The 25 most expensive ZIP codes in the US are unsurprisingly concentrated on the coasts.

Real estate listings site Property Shark recently used data from all residential transactions closed in 2016 to determine which ZIP codes across the US were most expensive for buyers.

California dominated the list with 17 cities represented, including well-known places like Beverly Hills and its famous 90210 ZIP code.

New York also claimed six spots, with pricey Hamptons favorite Sagaponack coming in at No. 1.

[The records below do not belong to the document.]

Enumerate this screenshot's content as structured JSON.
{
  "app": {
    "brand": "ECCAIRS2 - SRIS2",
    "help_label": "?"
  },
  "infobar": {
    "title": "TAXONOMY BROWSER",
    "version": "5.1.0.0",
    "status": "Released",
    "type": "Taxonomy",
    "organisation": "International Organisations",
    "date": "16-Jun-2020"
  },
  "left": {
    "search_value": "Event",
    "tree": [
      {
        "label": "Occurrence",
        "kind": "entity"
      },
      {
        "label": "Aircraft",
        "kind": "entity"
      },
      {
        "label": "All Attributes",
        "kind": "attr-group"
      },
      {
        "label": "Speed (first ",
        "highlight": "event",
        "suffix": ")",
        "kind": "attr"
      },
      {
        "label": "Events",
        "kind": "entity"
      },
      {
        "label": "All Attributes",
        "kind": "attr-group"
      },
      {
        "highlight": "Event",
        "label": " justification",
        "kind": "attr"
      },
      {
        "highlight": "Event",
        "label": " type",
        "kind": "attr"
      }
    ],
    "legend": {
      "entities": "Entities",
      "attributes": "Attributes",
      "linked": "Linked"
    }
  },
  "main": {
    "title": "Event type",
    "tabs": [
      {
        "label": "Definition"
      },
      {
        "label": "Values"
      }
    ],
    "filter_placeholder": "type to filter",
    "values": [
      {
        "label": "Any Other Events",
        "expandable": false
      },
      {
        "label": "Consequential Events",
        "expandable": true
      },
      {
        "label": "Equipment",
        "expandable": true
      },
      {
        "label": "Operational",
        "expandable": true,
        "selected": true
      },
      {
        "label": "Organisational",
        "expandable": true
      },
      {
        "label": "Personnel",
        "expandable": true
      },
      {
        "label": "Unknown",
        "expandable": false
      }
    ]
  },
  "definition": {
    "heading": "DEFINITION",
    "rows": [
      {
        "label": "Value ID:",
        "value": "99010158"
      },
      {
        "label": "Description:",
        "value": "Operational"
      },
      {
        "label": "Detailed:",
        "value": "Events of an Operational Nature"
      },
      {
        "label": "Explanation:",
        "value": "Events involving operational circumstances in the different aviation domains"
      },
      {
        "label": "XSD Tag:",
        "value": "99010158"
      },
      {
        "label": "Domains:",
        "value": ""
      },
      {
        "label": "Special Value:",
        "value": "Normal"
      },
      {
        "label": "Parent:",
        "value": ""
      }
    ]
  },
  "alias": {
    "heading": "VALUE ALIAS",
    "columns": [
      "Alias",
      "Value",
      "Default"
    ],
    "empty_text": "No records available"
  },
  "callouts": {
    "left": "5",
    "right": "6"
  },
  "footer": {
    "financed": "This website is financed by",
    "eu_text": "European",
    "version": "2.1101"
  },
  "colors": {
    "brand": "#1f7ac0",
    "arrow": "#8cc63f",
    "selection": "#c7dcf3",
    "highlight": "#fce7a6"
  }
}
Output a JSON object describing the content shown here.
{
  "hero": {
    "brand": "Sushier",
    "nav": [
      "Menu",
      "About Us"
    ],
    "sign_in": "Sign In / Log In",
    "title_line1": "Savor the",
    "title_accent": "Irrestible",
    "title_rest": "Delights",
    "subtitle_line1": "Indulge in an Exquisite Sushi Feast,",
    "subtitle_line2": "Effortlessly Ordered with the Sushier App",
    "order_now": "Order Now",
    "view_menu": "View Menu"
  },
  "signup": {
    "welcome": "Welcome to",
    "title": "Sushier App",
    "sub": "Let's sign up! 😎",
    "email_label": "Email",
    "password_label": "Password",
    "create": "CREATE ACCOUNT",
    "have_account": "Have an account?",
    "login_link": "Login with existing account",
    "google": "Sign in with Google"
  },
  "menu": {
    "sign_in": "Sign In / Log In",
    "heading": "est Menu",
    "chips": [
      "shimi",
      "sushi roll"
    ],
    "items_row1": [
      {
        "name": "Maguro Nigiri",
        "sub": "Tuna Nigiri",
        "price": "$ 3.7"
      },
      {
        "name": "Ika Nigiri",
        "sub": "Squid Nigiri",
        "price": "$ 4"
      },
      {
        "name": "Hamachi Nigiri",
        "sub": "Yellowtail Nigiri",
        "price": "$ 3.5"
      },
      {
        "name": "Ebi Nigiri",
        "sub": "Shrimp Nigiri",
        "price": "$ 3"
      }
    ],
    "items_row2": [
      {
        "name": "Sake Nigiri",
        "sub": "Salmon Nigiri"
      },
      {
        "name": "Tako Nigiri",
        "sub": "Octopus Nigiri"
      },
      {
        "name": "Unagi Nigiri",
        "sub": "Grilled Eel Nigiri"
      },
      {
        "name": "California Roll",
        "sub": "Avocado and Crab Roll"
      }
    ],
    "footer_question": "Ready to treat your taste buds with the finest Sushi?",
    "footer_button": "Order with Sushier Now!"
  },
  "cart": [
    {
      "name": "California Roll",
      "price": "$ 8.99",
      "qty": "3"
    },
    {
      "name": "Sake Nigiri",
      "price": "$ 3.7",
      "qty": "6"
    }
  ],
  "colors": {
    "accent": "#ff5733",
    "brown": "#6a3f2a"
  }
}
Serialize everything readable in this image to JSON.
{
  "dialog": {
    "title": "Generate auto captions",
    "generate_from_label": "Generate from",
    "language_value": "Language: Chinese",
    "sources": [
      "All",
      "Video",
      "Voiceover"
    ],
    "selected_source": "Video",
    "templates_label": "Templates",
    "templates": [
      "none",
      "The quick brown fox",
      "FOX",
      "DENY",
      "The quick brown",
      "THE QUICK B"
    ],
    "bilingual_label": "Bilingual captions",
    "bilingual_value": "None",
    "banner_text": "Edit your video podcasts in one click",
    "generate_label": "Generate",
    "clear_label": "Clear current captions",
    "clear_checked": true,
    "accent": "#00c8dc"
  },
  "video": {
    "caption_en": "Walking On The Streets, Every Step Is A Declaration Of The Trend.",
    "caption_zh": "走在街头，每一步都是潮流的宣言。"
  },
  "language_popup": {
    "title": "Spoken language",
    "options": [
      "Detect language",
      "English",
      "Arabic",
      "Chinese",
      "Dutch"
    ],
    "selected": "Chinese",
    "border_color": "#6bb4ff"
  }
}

Only ZIP codes containing more than five sold properties were considered for the list. Property Shark helped us find listings that were close to each of the ZIP codes' median sales price. Check out the full list below:

SEE ALSO: Here's how much you need to earn to be in the top 1% for the 15 largest cities in the US

DON'T MISS: 9 hidden costs that come with buying a home

25. 95030: Los Gatos, California

Median sale price: $2,180,000

This two-bedroom, two-bathroom Los Gatos home will run you around $2.3 million, but it comes complete with hardwood floors, a detached guest house, and four private acres of wooded land. 



24. 94123: San Francisco

Median sale price: $2,210,000

In San Francisco, $2.27 million will get you a home like this one, which packs three bedrooms, two and a half bathrooms, a wood burning fireplace, stainless steel appliances, and a formal dining room into 1,900 square feet. 



23. 94306: Palo Alto, California

Median sale price: $2,227,500

This three-level home in Palo Alto, on the market for $2.25 million, features quartz countertops, abundant natural light, and a fenced-in patio.